The Supreme Court in the republic of Karelia overturned on Thursday a lower court’s order to put a critic of the Russian Orthodox Church into a psychiatric hospital.

But the man, rights activist Maxim Yefimov, remains on a wanted list on charges of inciting hatred toward the church by means of an internet article.

Yefimov, head of Youth Human Rights Group Karelia, published online in December an article titled Karelia Tired of Priests, slamming the church over its alleged interest toward real estate in the northern republic.

This earned him a criminal case for hatemongering, punishable by up to two years in prison.

Investigators requested a psychiatric examination of Yefimov, which ended with experts asking in May to place him into stationary care for a more extensive study of his “explicit deviations.”

Yefimov went on the run, while his lawyers appealed the court order, citing numerous rulings by prominent Russian psychiatrists, all of whom said the case does not mandate his placement in an asylum.

The Karelian Supreme Court eventually ordered a lower court to revise the request to confine Yefimov to a psychiatric hospital for a check. No date for a new hearing was set on Thursday.

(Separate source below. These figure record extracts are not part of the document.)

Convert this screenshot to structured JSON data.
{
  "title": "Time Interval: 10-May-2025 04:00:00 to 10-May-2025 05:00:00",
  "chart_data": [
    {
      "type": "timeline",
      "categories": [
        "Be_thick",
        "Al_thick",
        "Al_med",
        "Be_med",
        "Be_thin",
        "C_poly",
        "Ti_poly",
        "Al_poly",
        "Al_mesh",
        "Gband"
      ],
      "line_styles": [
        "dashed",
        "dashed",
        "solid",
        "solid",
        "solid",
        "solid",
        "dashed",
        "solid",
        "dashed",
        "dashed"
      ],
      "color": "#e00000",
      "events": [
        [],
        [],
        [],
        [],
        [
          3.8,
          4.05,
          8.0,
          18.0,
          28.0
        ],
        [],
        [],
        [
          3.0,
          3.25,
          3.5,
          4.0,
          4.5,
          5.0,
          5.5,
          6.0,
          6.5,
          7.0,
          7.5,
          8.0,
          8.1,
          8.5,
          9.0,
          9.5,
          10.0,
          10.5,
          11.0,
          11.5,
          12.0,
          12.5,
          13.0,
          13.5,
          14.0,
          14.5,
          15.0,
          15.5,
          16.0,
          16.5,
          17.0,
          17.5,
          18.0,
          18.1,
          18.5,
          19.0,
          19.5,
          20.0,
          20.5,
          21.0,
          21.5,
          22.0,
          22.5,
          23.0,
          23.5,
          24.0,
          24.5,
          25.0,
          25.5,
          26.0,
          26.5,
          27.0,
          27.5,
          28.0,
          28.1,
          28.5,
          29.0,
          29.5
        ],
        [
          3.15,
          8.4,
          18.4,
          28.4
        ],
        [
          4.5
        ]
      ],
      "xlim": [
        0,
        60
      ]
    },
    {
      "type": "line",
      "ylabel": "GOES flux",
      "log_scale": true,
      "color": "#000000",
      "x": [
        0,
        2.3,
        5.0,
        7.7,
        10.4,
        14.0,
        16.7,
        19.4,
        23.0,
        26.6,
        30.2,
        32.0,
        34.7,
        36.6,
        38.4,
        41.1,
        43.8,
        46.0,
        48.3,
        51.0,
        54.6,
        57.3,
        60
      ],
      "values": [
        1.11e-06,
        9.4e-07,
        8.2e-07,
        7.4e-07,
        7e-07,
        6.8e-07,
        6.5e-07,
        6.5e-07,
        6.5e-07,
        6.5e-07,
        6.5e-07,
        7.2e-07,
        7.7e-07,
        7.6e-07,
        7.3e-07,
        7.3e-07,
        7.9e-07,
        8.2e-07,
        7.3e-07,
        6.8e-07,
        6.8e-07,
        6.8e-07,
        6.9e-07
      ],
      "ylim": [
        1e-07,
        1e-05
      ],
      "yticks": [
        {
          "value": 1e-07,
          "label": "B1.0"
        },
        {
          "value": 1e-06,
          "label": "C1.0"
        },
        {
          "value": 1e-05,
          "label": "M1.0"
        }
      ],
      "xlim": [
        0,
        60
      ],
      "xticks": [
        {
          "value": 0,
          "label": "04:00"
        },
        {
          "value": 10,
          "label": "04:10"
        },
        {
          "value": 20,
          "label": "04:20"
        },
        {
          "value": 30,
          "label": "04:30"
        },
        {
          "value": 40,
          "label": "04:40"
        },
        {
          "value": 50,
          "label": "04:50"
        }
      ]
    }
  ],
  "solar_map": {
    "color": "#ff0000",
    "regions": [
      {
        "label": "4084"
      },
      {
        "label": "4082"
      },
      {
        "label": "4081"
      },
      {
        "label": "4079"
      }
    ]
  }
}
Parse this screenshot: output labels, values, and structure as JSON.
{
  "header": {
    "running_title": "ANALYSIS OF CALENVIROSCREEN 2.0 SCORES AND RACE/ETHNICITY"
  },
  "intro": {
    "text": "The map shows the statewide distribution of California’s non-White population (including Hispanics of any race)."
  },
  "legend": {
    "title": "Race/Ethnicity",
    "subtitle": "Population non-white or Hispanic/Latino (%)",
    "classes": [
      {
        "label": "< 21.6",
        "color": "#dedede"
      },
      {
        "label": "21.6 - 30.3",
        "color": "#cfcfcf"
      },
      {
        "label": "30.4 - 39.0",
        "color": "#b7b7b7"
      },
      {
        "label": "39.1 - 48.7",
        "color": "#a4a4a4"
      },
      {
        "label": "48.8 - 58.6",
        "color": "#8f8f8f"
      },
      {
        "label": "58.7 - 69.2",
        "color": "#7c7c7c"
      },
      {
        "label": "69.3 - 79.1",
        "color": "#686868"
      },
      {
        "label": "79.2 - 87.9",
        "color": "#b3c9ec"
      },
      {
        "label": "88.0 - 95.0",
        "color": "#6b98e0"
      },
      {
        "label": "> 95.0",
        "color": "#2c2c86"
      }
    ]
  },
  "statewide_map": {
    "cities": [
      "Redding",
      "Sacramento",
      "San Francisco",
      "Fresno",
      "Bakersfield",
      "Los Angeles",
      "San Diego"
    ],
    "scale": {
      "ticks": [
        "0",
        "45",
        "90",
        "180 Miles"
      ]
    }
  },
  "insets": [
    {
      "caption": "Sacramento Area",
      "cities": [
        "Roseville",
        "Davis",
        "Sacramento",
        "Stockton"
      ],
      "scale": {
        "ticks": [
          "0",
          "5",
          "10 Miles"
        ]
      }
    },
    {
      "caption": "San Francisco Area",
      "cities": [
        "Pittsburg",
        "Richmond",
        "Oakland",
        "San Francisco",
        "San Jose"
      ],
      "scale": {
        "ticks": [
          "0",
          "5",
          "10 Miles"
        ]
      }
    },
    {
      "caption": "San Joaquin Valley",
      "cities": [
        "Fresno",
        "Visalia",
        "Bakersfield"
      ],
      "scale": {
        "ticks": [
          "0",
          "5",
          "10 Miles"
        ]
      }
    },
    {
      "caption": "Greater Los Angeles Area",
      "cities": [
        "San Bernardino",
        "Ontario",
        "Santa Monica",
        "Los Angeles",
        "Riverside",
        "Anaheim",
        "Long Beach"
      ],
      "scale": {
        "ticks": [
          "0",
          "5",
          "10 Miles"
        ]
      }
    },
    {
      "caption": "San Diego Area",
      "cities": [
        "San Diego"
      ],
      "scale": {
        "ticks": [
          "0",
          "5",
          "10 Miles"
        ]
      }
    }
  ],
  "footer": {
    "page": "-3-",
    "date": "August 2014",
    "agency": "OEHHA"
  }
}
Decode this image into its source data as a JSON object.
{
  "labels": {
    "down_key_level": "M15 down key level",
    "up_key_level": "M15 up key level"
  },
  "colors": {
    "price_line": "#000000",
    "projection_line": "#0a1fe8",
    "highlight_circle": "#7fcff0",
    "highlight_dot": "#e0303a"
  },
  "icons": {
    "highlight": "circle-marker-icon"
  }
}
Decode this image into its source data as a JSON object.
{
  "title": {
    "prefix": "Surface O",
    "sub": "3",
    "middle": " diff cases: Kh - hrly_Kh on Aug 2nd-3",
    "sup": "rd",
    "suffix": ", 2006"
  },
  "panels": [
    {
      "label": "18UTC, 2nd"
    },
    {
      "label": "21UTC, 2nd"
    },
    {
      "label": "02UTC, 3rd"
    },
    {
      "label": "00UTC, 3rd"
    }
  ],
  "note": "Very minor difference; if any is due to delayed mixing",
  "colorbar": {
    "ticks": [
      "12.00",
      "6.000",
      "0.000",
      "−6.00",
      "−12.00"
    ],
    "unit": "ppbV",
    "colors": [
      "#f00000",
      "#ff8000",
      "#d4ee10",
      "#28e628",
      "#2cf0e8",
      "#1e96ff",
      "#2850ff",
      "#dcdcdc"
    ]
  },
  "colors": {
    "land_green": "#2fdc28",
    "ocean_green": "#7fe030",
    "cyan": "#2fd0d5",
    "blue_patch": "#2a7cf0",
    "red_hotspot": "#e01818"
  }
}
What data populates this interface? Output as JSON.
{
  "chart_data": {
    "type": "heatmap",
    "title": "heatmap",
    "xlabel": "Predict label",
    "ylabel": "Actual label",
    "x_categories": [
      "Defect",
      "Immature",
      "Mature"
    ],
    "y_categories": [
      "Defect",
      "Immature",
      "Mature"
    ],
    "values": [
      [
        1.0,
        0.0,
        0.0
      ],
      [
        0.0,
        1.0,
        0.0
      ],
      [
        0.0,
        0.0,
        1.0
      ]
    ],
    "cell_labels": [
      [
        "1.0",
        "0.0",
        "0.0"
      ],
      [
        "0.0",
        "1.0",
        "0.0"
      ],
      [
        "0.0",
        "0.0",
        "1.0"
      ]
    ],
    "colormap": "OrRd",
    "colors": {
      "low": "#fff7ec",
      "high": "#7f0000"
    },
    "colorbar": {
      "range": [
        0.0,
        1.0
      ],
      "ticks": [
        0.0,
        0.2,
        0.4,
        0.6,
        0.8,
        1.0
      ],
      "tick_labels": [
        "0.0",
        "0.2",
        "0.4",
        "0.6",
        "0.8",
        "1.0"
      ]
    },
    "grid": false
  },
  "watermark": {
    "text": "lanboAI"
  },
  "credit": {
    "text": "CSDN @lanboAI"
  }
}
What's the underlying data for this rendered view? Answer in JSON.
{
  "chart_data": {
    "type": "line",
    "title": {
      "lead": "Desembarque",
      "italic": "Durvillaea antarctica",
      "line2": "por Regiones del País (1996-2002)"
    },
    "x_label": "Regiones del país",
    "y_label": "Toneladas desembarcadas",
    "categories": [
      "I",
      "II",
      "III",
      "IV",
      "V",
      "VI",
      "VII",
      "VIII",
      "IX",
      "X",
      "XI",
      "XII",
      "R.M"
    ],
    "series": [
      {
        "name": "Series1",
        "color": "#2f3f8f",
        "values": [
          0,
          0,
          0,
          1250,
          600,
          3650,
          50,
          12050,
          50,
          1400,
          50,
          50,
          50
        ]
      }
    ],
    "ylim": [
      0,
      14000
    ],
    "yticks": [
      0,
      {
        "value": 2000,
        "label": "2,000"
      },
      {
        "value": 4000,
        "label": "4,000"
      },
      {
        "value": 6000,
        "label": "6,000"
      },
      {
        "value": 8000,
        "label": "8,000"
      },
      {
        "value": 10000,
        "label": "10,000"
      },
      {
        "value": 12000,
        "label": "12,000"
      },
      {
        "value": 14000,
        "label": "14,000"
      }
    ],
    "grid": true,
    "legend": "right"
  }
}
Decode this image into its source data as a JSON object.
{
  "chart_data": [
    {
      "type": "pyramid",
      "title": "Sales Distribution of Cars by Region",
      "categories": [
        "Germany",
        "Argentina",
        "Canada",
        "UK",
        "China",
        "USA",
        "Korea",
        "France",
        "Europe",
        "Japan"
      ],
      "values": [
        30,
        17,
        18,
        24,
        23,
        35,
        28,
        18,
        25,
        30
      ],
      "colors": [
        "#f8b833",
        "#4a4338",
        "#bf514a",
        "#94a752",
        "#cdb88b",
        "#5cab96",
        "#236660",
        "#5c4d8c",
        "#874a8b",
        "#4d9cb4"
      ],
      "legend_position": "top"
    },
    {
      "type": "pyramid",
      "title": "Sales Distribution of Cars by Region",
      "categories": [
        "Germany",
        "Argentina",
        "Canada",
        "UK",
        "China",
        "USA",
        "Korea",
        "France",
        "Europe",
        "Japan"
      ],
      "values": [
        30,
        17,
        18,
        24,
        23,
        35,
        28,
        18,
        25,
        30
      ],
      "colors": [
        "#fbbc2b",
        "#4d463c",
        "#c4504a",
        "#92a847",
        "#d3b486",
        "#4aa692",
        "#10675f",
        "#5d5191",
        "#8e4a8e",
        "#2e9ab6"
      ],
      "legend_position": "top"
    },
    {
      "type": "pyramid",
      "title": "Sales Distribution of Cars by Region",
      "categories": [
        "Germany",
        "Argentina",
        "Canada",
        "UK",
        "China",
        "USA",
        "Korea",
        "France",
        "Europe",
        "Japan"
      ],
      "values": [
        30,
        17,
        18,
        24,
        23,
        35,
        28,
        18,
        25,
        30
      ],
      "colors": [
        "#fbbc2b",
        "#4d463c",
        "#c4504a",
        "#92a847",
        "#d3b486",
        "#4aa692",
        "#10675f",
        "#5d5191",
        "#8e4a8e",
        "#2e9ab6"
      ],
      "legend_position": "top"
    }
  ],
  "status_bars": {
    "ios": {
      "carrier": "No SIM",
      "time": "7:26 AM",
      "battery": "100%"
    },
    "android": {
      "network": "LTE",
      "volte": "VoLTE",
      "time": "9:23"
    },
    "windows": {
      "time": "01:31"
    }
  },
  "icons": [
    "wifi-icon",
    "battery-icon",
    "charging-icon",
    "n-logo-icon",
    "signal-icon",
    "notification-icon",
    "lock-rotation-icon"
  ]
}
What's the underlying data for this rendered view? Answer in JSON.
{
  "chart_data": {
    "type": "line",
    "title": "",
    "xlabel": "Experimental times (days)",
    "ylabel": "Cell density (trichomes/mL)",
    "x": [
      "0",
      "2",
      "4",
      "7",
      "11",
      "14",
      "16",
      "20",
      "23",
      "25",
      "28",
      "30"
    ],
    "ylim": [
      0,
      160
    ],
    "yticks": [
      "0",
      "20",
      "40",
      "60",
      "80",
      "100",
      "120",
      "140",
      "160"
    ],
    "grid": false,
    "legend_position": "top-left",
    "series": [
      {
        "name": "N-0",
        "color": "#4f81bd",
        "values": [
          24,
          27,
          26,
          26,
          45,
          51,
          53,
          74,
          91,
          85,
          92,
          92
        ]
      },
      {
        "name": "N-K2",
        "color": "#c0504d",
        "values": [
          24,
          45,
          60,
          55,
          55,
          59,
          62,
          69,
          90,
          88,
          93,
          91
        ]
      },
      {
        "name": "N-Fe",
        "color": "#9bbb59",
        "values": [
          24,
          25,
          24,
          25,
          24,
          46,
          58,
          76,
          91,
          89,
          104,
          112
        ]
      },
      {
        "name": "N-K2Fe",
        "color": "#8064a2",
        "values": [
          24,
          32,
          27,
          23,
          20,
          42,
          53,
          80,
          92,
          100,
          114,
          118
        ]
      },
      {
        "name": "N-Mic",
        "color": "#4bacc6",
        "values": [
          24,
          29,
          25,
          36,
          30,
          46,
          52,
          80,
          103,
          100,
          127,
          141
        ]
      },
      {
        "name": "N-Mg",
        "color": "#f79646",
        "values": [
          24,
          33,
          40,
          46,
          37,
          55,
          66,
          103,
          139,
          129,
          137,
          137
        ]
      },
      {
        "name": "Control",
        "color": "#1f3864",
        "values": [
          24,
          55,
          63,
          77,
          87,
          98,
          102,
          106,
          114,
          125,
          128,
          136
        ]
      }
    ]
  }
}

Russian legislation on extremism and hate crimes is notoriously vague and criticized by many opposition and civil society activists, who accuse the authorities of abusing it for political persecution.

Punitive psychiatry was widespread in the Soviet Union and dissidents were often held and drugged for months for criticizing the government. It went largely defunct in post-Soviet Russia, though an investigation by The Moscow Times in 2011 produced a dozen separate cases across the nation where critics of authorities were allegedly put into asylums as a form of pressure.

In a separate case in Moscow, opposition activist Oleg Arkhipenkov, who is being held in custody over an anti-Putin rally last month, has been forced to take drugs during “psychiatric treatment” in detention, his lawyer said on Thursday.

Prison officials did not comment on the allegations as of Thursday afternoon.